WEST CARLETON – The Canadian Radio-television and Telecommunications Commission (CRTC) ruling on final wholesale rates will adversely affect Bell Canada’s rural Internet expansion the telecommunications giant said.

Last week the CRTC set the final wholesale rates large providers can charge for access to their high-speed broadband networks. CRTC indicated the rates are lower than interim wholesale rates implemented in 2016.

“The monthly capacity rates are 15 per cent to 43 per cent lower than the interim rates,” the CRTC said in the new decision. “As for the access rates, they are three per cent to 77 per cent lower than the interim rates (set in 2016).”

Bell Canada says it will cut roughly 200,000 households from a rural Internet expansion program after the federal regulator announced the prices major telecom companies can charge smaller Internet providers.

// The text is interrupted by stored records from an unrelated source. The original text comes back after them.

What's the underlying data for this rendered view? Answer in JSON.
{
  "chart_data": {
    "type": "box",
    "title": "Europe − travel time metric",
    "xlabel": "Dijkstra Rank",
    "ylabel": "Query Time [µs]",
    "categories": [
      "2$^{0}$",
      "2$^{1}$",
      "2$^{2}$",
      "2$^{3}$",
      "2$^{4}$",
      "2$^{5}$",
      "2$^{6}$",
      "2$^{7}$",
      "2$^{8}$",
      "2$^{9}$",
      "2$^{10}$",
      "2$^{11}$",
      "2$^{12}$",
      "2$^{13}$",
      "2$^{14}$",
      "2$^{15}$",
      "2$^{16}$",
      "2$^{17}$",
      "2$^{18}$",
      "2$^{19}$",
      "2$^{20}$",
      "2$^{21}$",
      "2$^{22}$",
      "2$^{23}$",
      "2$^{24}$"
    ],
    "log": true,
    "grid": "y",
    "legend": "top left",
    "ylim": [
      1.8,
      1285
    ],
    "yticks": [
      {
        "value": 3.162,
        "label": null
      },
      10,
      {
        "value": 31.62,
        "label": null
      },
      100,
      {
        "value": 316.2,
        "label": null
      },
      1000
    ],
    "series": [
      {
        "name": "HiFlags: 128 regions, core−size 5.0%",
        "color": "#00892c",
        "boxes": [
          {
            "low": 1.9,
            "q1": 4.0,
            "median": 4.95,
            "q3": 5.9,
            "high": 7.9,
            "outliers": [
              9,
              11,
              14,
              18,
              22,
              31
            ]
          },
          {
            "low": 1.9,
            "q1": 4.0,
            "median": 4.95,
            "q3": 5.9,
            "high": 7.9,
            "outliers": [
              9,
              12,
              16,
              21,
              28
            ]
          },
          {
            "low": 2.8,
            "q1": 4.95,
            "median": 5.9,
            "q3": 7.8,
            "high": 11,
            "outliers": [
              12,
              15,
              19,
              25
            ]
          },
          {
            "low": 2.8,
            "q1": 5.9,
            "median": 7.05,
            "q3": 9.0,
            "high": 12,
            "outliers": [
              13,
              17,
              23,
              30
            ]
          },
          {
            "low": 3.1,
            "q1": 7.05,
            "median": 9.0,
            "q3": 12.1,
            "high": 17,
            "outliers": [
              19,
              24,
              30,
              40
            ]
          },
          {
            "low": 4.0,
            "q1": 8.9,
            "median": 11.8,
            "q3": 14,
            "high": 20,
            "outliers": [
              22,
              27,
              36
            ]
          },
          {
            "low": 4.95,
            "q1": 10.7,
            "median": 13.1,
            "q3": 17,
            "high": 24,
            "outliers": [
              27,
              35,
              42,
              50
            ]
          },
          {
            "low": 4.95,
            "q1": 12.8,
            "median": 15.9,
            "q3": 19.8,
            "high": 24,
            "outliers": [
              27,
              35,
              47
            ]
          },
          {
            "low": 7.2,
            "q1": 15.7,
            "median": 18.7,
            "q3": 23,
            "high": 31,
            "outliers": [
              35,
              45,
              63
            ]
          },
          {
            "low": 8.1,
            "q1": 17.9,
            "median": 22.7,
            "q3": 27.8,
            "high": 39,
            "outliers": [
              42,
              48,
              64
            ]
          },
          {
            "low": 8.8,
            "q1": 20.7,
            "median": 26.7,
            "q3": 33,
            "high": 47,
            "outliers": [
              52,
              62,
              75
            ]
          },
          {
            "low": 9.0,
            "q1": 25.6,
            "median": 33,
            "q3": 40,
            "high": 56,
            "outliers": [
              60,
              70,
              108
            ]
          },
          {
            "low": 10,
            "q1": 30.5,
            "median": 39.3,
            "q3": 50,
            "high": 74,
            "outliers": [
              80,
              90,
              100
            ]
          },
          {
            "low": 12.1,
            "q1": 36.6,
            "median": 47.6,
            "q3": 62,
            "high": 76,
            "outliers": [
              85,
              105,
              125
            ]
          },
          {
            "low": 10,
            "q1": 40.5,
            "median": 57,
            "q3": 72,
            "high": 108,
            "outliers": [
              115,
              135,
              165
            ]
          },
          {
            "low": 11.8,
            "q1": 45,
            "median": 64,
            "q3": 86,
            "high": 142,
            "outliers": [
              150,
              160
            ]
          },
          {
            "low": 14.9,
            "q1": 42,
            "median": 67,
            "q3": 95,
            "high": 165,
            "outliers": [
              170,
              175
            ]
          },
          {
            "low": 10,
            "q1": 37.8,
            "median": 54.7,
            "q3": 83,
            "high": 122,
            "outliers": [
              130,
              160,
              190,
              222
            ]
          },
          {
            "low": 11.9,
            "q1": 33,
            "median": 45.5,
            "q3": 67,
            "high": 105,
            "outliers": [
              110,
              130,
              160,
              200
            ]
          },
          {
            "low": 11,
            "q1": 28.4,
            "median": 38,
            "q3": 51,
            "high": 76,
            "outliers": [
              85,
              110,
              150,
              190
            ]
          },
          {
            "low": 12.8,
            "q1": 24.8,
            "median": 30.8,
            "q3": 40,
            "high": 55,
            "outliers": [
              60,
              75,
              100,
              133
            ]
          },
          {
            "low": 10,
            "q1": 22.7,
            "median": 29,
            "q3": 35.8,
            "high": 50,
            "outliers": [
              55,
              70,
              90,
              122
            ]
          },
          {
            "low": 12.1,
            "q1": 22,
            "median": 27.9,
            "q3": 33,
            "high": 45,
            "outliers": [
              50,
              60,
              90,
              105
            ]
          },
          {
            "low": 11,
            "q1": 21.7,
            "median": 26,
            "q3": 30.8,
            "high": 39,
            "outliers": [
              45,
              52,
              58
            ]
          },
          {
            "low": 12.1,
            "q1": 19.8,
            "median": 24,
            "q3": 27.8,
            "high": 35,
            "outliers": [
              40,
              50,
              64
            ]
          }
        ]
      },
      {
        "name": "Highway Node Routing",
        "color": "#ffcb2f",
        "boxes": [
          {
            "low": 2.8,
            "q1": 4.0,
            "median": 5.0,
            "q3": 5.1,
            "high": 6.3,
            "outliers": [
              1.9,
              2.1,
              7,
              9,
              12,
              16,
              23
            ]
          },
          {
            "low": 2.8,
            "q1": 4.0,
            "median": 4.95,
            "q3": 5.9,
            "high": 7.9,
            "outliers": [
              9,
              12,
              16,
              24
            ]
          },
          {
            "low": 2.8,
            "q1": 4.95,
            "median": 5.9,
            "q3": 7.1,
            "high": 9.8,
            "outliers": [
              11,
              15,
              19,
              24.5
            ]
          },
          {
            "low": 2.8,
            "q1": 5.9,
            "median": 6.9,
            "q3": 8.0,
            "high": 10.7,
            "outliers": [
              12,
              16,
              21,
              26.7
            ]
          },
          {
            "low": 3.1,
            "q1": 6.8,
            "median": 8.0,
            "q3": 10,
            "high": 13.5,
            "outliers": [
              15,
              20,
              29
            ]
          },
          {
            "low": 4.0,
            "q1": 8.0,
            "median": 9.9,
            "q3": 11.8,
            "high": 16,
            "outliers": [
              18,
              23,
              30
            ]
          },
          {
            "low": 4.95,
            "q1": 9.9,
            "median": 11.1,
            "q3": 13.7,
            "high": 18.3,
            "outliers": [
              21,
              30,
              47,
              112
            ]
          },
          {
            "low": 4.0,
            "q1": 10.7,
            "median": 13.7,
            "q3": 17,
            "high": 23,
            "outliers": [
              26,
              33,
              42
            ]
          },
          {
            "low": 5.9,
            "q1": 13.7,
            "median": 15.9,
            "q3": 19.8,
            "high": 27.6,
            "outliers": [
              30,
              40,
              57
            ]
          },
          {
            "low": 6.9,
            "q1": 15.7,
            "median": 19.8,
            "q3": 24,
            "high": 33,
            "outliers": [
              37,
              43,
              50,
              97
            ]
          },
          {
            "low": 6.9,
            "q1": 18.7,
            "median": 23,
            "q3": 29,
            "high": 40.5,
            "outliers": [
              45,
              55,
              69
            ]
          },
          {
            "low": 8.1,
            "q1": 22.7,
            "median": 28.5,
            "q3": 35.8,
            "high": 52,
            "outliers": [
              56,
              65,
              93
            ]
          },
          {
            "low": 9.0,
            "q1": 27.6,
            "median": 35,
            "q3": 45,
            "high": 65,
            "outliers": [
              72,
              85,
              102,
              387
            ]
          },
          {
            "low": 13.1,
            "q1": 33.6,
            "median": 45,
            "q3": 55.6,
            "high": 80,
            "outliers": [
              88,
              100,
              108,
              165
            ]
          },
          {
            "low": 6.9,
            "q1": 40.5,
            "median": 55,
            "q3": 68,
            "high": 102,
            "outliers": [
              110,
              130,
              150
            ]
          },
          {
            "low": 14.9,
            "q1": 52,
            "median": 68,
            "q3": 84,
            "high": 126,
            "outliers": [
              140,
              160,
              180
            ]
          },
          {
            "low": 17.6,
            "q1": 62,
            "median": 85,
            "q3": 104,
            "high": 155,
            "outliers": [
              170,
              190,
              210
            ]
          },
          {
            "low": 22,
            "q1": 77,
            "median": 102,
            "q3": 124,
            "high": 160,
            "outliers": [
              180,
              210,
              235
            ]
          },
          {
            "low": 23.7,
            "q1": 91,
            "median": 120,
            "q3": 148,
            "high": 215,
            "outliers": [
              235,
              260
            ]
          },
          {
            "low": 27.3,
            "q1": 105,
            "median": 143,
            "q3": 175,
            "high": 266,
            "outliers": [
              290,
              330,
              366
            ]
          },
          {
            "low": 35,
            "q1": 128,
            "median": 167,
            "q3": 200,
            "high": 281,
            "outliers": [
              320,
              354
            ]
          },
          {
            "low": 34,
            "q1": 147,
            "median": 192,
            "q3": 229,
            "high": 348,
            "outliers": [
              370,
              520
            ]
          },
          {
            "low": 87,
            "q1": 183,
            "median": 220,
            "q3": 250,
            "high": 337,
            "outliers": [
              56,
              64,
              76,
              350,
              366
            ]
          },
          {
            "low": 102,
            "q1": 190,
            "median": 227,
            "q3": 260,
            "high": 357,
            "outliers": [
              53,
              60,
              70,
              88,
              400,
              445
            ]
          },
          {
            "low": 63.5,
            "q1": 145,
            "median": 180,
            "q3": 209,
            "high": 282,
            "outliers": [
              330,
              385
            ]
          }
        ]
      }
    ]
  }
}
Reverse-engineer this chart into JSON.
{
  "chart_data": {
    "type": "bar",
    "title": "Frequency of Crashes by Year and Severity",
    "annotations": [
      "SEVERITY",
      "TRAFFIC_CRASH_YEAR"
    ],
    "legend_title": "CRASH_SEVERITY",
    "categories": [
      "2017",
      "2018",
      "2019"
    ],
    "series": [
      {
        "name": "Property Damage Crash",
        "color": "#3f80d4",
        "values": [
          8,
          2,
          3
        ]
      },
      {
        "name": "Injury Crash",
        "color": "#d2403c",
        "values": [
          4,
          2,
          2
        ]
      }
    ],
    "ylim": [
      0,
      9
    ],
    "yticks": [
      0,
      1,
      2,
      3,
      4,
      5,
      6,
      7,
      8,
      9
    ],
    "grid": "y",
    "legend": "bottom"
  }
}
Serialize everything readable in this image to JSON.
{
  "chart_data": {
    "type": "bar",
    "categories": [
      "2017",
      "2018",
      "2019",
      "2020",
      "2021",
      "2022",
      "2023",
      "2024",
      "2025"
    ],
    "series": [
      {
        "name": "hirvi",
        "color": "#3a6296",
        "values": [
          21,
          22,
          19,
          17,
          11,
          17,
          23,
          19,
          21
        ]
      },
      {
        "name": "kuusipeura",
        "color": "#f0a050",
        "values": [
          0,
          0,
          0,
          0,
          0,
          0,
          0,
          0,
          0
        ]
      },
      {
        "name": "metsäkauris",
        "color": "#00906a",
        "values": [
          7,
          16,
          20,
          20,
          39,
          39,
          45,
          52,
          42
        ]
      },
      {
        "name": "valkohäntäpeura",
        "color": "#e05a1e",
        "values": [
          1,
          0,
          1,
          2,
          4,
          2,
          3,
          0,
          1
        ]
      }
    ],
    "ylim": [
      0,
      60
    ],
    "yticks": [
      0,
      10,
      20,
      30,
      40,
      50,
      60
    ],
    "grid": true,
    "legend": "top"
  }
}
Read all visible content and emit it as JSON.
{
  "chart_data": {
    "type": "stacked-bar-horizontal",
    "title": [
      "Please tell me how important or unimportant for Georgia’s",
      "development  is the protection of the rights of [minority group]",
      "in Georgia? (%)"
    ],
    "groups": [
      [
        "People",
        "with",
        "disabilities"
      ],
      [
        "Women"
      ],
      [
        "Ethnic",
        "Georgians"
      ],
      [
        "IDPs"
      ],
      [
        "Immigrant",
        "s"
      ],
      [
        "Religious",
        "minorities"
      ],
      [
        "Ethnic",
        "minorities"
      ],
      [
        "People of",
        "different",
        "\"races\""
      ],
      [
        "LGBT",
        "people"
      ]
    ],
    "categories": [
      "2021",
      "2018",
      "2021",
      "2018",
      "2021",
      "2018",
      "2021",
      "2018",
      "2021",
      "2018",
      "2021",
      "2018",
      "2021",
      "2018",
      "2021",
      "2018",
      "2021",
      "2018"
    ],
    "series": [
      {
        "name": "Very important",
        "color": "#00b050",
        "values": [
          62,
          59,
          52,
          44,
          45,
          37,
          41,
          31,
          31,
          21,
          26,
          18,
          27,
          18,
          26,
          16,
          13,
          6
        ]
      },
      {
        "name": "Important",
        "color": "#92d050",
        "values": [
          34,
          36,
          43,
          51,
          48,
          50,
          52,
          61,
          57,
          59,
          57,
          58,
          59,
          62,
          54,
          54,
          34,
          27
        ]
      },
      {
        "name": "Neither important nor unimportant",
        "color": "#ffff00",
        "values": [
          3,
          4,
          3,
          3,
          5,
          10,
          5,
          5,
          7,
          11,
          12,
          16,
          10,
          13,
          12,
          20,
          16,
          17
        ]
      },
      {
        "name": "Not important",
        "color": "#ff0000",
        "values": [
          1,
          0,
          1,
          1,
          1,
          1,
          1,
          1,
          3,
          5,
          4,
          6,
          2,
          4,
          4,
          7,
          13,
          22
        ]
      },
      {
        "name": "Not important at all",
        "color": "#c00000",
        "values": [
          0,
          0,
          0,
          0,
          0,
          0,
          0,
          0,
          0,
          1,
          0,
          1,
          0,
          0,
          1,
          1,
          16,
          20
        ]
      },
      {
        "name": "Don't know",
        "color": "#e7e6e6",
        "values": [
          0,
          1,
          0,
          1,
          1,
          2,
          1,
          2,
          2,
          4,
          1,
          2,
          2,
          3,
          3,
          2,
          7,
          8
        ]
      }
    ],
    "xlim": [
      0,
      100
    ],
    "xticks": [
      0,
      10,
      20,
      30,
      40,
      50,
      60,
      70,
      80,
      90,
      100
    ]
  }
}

Yesterday (Aug. 19) the Montreal-based company said the final rates set last week by the CRTC will cost it more than $100 million, with the bulk of the sum going to cover the retroactively lower rates.

“Putting this kind of unexpected and retroactive tax on capital investment is not the way to ensure the continued development of Canada’s Internet infrastructure,” said Bell chief operating officer Mirko Bibic in a statement.

The company said, that in response to the decision it will cut back by 20 per cent on a rural Internet program designed to provide wireless Internet access to homes hard to reach by fibre or traditional cable access.

Rogers Communication said it was disappointed by the CRTC’s ruling and it was reviewing all future investment in rural and remote communities in light of the $140-million charge expected by the decision.

The regulator requires that large telecom companies like Bell and Rogers sell access to their infrastructure to smaller Internet providers as a way to improve competition and lower prices.

Bell’s decision to cut back spending is a political move designed to play on fears, said John Lawford, executive director and general counsel of the Public Interest Advocacy Centre.